Тихо перебираю клавиши ноутбука, составляя это послание в вечность, – тебе двенадцатилетней дам прочесть. Или рано? Или поздно? Сейчас поздно только в смысле времени суток, и ты спишь, раскрыв клювик. Капля моего молока скатилась по щеке и высохла, оставив белесый след. Признаюсь, я горжусь тем, что все еще кормлю тебя, годовалую, и пока не собираюсь бросать. Отчасти это и лень, конечно, и моя занятость – проще грудь дать, чем варить суп или кашу. Когда беру тебя на съемки, и моя верная Янка, с которой у нас даже имена рифмуются, держит тебя на руках, развлекает из последних сил, то от одного звука твоего курлыканья у меня то и дело начинает ломить грудь.

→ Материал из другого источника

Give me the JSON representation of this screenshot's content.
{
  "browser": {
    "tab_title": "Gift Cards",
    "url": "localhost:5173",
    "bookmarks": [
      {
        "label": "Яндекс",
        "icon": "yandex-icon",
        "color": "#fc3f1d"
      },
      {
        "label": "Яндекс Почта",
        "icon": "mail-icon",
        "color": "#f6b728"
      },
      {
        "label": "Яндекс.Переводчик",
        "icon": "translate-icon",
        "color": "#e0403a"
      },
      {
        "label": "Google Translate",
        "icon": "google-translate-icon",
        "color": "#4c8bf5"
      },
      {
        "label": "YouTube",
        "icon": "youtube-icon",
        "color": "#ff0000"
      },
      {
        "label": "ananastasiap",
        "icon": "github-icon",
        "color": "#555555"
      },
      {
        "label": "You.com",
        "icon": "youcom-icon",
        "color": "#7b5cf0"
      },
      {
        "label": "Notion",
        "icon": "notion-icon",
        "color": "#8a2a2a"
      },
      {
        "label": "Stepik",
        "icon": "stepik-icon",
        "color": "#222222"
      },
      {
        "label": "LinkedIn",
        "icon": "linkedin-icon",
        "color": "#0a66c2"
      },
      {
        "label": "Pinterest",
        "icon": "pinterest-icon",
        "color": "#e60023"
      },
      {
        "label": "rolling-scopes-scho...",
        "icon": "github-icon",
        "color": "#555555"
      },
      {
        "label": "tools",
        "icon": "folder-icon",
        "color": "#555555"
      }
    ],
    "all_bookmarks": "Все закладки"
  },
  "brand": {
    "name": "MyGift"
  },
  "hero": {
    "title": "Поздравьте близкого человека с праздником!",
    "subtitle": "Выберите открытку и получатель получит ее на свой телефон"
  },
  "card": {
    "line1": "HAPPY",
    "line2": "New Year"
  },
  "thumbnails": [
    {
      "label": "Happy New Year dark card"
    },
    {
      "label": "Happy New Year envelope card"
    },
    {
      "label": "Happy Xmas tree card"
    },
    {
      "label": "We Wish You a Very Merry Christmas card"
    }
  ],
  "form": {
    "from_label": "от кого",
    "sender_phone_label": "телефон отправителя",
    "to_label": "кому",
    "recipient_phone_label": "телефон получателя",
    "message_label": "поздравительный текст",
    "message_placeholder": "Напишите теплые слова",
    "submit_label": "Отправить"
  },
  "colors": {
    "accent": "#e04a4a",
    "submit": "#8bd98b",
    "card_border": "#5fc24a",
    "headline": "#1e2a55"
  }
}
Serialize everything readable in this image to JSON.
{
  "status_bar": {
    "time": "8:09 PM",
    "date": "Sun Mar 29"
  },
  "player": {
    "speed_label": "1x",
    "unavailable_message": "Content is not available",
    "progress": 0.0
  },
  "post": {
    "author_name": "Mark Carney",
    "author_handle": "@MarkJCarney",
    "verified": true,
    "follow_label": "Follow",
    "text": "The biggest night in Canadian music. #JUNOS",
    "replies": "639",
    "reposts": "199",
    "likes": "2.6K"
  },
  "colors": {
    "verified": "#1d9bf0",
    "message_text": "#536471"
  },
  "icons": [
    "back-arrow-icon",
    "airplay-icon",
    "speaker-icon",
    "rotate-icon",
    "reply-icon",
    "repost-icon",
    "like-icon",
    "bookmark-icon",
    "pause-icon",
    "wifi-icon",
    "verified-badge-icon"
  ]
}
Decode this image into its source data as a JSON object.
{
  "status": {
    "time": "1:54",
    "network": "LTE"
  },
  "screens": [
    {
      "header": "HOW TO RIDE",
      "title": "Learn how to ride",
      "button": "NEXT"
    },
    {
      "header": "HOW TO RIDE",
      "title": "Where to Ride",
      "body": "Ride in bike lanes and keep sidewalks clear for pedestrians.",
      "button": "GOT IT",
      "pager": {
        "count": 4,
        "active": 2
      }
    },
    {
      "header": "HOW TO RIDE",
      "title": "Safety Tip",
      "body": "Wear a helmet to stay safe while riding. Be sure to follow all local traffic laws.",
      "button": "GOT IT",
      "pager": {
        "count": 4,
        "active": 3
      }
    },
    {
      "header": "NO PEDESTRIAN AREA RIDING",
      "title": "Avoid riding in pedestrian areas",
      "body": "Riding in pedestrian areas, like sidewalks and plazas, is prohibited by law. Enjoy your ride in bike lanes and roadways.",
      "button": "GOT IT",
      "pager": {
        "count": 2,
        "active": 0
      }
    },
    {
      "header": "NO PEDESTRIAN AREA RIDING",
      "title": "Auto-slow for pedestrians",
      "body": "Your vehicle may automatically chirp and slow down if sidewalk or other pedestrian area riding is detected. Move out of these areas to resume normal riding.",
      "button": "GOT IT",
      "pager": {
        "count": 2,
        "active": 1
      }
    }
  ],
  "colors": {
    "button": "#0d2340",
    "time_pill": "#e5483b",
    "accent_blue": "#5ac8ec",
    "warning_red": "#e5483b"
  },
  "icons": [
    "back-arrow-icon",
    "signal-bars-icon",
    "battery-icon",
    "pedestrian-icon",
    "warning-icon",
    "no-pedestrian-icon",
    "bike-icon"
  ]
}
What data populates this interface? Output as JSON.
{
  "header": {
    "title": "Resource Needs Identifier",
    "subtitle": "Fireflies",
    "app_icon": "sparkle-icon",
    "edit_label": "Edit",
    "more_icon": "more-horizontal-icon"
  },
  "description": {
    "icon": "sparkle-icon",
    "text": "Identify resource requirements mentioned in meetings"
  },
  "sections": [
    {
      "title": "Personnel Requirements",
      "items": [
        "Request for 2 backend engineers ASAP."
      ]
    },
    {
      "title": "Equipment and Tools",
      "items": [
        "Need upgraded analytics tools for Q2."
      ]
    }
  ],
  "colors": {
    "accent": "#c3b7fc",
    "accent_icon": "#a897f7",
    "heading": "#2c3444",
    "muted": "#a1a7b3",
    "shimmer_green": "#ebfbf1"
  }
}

Молоко рвется к твоим губам, маленьким, но таким энергичным. Я непроизвольно пережимаю соски руками, режиссер замечает это и орет: «Стоп! Иди корми. Твою мать…»

Только что ты издала гортанный смешок… Может, читаешь мои мысли? Тогда некоторые надо душить в зародыше. Вот лучшее средство держать помыслы в чистоте – открывать их своим детям.

Ты – мой единственный ребенок. Единственно возможный, другого у меня и быть не могло, даже аборта ни разу не делала, повезло. Ничья загубленная душа на тебя не в обиде… Мое шустрое, смешливое и нежное, своевольное, солнечноволосое чудо!

Вчера я получила от тебя в подарок радость, переполненную восхищением: ты отправилась купаться и вдруг услышала, что в гостиной звучит музыка. И ты бросилась на зов этих звуков и начала притоптывать длинными и ровненькими ножками, точно попадая в ритм. Ты танцевала с таким упоением, голенькая, хорошенькая! А когда началась медленная композиция, то принялась раскачиваться из стороны в сторону, широко поводя руками. И было видно, что ты пропускаешь музыку сквозь сердечко.

Ты будешь талантливее меня, это уже понятно. Боже мой, вот счастье! Ты не будешь разбивать свое солнце на миллион искр, которые гаснут быстрее, чем успеваешь согреться. Сиюминутное в искусстве не оставляет в душе тепла, хотя и может развлечь, заставить усмехнуться. Но настоящие смех и слезы ему вызвать не под силу.

Твой отец обладает этим талантом заставлять целый зал душой откликаться на свои слова, взгляд, растерянное дрожание губ. Твой отец… Позволено ли будет тебе, двенадцатилетней, узнать, кто же твой отец? Или надо будет сперва похоронить его вместе с женой и той дочерью, что старше тебя почти на пятнадцать лет, а заодно и себя в этаком вместительном семейном склепе?